Dijelaskan pula dalam sabda nabi,

عَنْ حُذَيْفَةَ قَالَ: قَالَ رَسُولُ اللهِ صَلَّى اللَّهُ عَلَيْهِ وَسَلَّمَ: لاَ تَكُونُوا إِمَّعَةً، تَقُولُونَ: إِنْ أَحْسَنَ النَّاسُ أَحْسَنَّا، وَإِنْ ظَلَمُوا ظَلَمْنَا، وَلَكِنْ وَطِّنُوا أَنْفُسَكُمْ، إِنْ أَحْسَنَ النَّاسُ أَنْ تُحْسِنُوا، وَإِنْ أَسَاءُوا فَلاَ تَظْلِمُوا.

Dari Hudzaifah berkata: Rasulullah shallallahu alaihi wasallam bersabda, “Janganlah kalian menjadi Imma’ah; kalian berkata: jika orang-orang baik, kami pun ikut baik.
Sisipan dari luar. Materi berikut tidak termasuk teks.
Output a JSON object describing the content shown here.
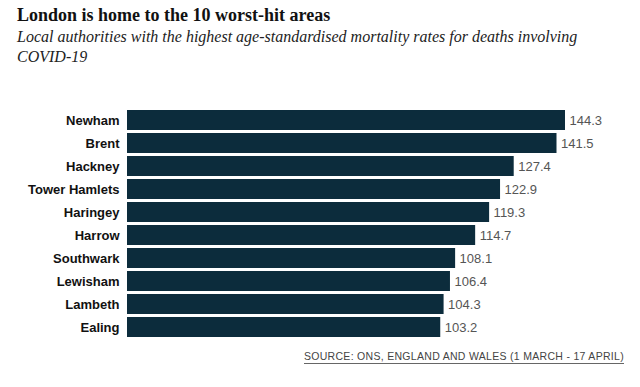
{
  "chart_data": {
    "type": "bar",
    "orientation": "horizontal",
    "title": "London is home to the 10 worst-hit areas",
    "subtitle": "Local authorities with the highest age-standardised mortality rates for deaths involving COVID-19",
    "caption": "SOURCE: ONS, ENGLAND AND WALES (1 MARCH - 17 APRIL)",
    "categories": [
      "Newham",
      "Brent",
      "Hackney",
      "Tower Hamlets",
      "Haringey",
      "Harrow",
      "Southwark",
      "Lewisham",
      "Lambeth",
      "Ealing"
    ],
    "values": [
      144.3,
      141.5,
      127.4,
      122.9,
      119.3,
      114.7,
      108.1,
      106.4,
      104.3,
      103.2
    ],
    "color": "#0c2c3c",
    "xlim": [
      0,
      144.3
    ],
    "data_labels": true,
    "tick_labels": "y",
    "grid": false
  }
}
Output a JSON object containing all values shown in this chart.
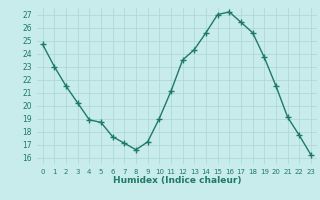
{
  "x": [
    0,
    1,
    2,
    3,
    4,
    5,
    6,
    7,
    8,
    9,
    10,
    11,
    12,
    13,
    14,
    15,
    16,
    17,
    18,
    19,
    20,
    21,
    22,
    23
  ],
  "y": [
    24.7,
    23.0,
    21.5,
    20.2,
    18.9,
    18.7,
    17.6,
    17.1,
    16.6,
    17.2,
    19.0,
    21.1,
    23.5,
    24.3,
    25.6,
    27.0,
    27.2,
    26.4,
    25.6,
    23.7,
    21.5,
    19.1,
    17.7,
    16.2
  ],
  "xlabel": "Humidex (Indice chaleur)",
  "line_color": "#1f7a64",
  "bg_color": "#c8ecec",
  "grid_color": "#b0d8d8",
  "text_color": "#1f7a64",
  "ylim": [
    15.5,
    27.5
  ],
  "xlim": [
    -0.5,
    23.5
  ],
  "yticks": [
    16,
    17,
    18,
    19,
    20,
    21,
    22,
    23,
    24,
    25,
    26,
    27
  ],
  "xticks": [
    0,
    1,
    2,
    3,
    4,
    5,
    6,
    7,
    8,
    9,
    10,
    11,
    12,
    13,
    14,
    15,
    16,
    17,
    18,
    19,
    20,
    21,
    22,
    23
  ]
}
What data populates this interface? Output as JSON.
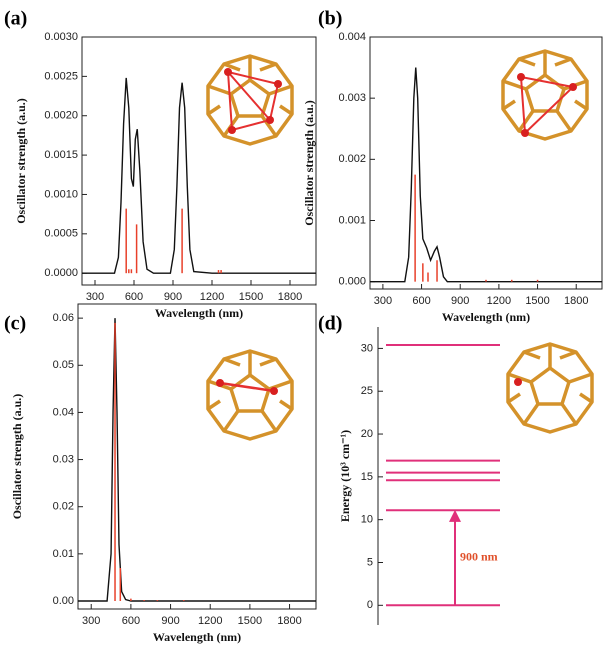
{
  "chart_data": [
    {
      "type": "spectrum",
      "label": "(a)",
      "xlabel": "Wavelength (nm)",
      "ylabel": "Oscillator strength (a.u.)",
      "xlim": [
        200,
        2000
      ],
      "xticks": [
        300,
        600,
        900,
        1200,
        1500,
        1800
      ],
      "ylim": [
        -0.00015,
        0.003
      ],
      "yticks": [
        {
          "value": 0,
          "label": "0.0000"
        },
        {
          "value": 0.0005,
          "label": "0.0005"
        },
        {
          "value": 0.001,
          "label": "0.0010"
        },
        {
          "value": 0.0015,
          "label": "0.0015"
        },
        {
          "value": 0.002,
          "label": "0.0020"
        },
        {
          "value": 0.0025,
          "label": "0.0025"
        },
        {
          "value": 0.003,
          "label": "0.0030"
        }
      ],
      "series": [
        {
          "type": "line",
          "color": "#111111",
          "x": [
            200,
            450,
            480,
            500,
            520,
            540,
            560,
            580,
            595,
            610,
            625,
            645,
            670,
            700,
            750,
            880,
            910,
            930,
            950,
            970,
            990,
            1010,
            1030,
            1060,
            1200,
            2000
          ],
          "values": [
            0,
            0,
            0.0002,
            0.0009,
            0.0019,
            0.00248,
            0.0021,
            0.0012,
            0.0011,
            0.0017,
            0.00183,
            0.0013,
            0.0004,
            5e-05,
            0,
            0,
            0.0003,
            0.0011,
            0.0021,
            0.00242,
            0.0021,
            0.0011,
            0.0003,
            2e-05,
            0,
            0
          ]
        },
        {
          "type": "stick",
          "color": "#e8402a",
          "x": [
            540,
            560,
            580,
            620,
            970,
            1250,
            1270
          ],
          "values": [
            0.00082,
            5e-05,
            5e-05,
            0.00062,
            0.00082,
            4e-05,
            4e-05
          ]
        }
      ]
    },
    {
      "type": "spectrum",
      "label": "(b)",
      "xlabel": "Wavelength (nm)",
      "ylabel": "Oscillator strength (a.u.)",
      "xlim": [
        200,
        2000
      ],
      "xticks": [
        300,
        600,
        900,
        1200,
        1500,
        1800
      ],
      "ylim": [
        -0.00012,
        0.004
      ],
      "yticks": [
        {
          "value": 0,
          "label": "0.000"
        },
        {
          "value": 0.001,
          "label": "0.001"
        },
        {
          "value": 0.002,
          "label": "0.002"
        },
        {
          "value": 0.003,
          "label": "0.003"
        },
        {
          "value": 0.004,
          "label": "0.004"
        }
      ],
      "series": [
        {
          "type": "line",
          "color": "#111111",
          "x": [
            200,
            470,
            500,
            520,
            540,
            555,
            570,
            590,
            610,
            640,
            670,
            700,
            720,
            740,
            770,
            800,
            2000
          ],
          "values": [
            0,
            0,
            0.0004,
            0.0015,
            0.003,
            0.0035,
            0.003,
            0.0014,
            0.0007,
            0.00055,
            0.00035,
            0.0005,
            0.00057,
            0.0004,
            8e-05,
            0,
            0
          ]
        },
        {
          "type": "stick",
          "color": "#e8402a",
          "x": [
            550,
            610,
            650,
            720,
            1100,
            1300,
            1500
          ],
          "values": [
            0.00175,
            0.0003,
            0.00015,
            0.00035,
            3e-05,
            3e-05,
            3e-05
          ]
        }
      ]
    },
    {
      "type": "spectrum",
      "label": "(c)",
      "xlabel": "Wavelength (nm)",
      "ylabel": "Oscillator strength (a.u.)",
      "xlim": [
        200,
        2000
      ],
      "xticks": [
        300,
        600,
        900,
        1200,
        1500,
        1800
      ],
      "ylim": [
        -0.0017,
        0.063
      ],
      "yticks": [
        {
          "value": 0,
          "label": "0.00"
        },
        {
          "value": 0.01,
          "label": "0.01"
        },
        {
          "value": 0.02,
          "label": "0.02"
        },
        {
          "value": 0.03,
          "label": "0.03"
        },
        {
          "value": 0.04,
          "label": "0.04"
        },
        {
          "value": 0.05,
          "label": "0.05"
        },
        {
          "value": 0.06,
          "label": "0.06"
        }
      ],
      "series": [
        {
          "type": "line",
          "color": "#111111",
          "x": [
            200,
            420,
            450,
            465,
            480,
            495,
            510,
            530,
            560,
            600,
            2000
          ],
          "values": [
            0,
            0,
            0.01,
            0.04,
            0.06,
            0.04,
            0.012,
            0.002,
            0.0003,
            0,
            0
          ]
        },
        {
          "type": "stick",
          "color": "#e8402a",
          "x": [
            480,
            520,
            600,
            700,
            800,
            1000
          ],
          "values": [
            0.059,
            0.007,
            0.0005,
            0.0002,
            0.0002,
            0.0002
          ]
        }
      ]
    },
    {
      "type": "levels",
      "label": "(d)",
      "ylabel": "Energy (10³ cm⁻¹)",
      "annotation": "900 nm",
      "color": "#e0307a",
      "annotation_color": "#e0502a",
      "values": [
        0,
        11.1,
        14.6,
        15.5,
        16.9,
        30.4
      ],
      "ylim": [
        -2.3,
        32.5
      ],
      "yticks": [
        0,
        5,
        10,
        15,
        20,
        25,
        30
      ]
    }
  ]
}
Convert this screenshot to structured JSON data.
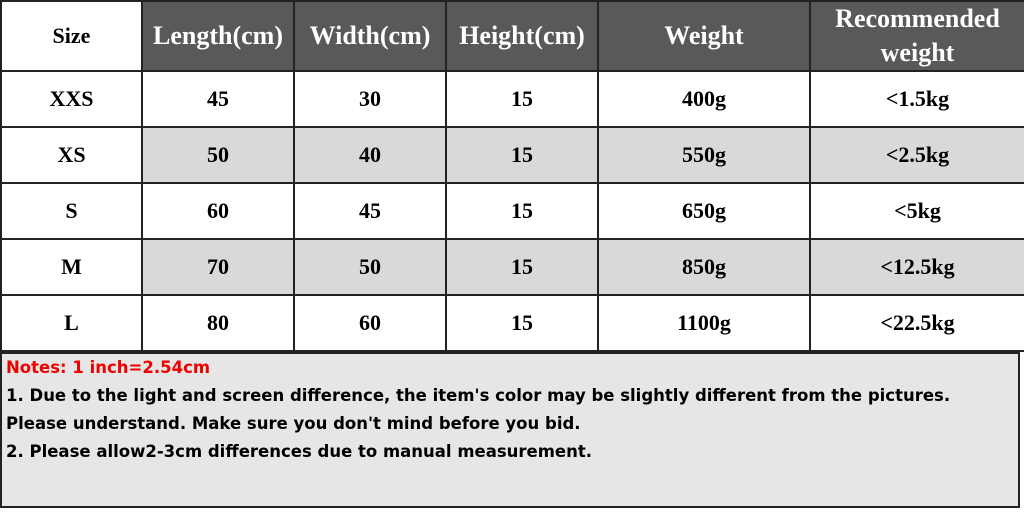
{
  "table": {
    "header": [
      "Size",
      "Length(cm)",
      "Width(cm)",
      "Height(cm)",
      "Weight",
      "Recommended weight"
    ],
    "rows": [
      [
        "XXS",
        "45",
        "30",
        "15",
        "400g",
        "<1.5kg"
      ],
      [
        "XS",
        "50",
        "40",
        "15",
        "550g",
        "<2.5kg"
      ],
      [
        "S",
        "60",
        "45",
        "15",
        "650g",
        "<5kg"
      ],
      [
        "M",
        "70",
        "50",
        "15",
        "850g",
        "<12.5kg"
      ],
      [
        "L",
        "80",
        "60",
        "15",
        "1100g",
        "<22.5kg"
      ]
    ]
  },
  "notes": {
    "title": "Notes: 1 inch=2.54cm",
    "lines": [
      "1. Due to the light and screen difference, the item's color may be slightly different from the pictures. Please understand. Make sure you don't mind before you bid.",
      "2. Please allow2-3cm differences due to manual measurement."
    ]
  }
}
Dan jika mereka dzalim kami pun ikut dzalim. Tetapi siapkan diri kalian (untuk menerima kebenaran dan kebaikan); Jika orang-orang baik, kalian harus baik dan jika mereka rusak kalian jangan menjadi orang dzalim.” (HR. Tirmidzi dan berkata: Ini hadits hasan ghorib).

Kewajiban kita sebagai hamba yang fakir ilmu adalah menguasai dan bersandar kuat hanya kepada Allah, bukan kepada yang lainnya. Dan menjalankan sesuatu berdasarkan panduan ilmu Allah, bukan dengan mengikut-ikuti seseorang. In syaa Allah dengan begitu seseorang tidak akan dengan mudah mengelabui kita dengan hal yang bersifat syubhat.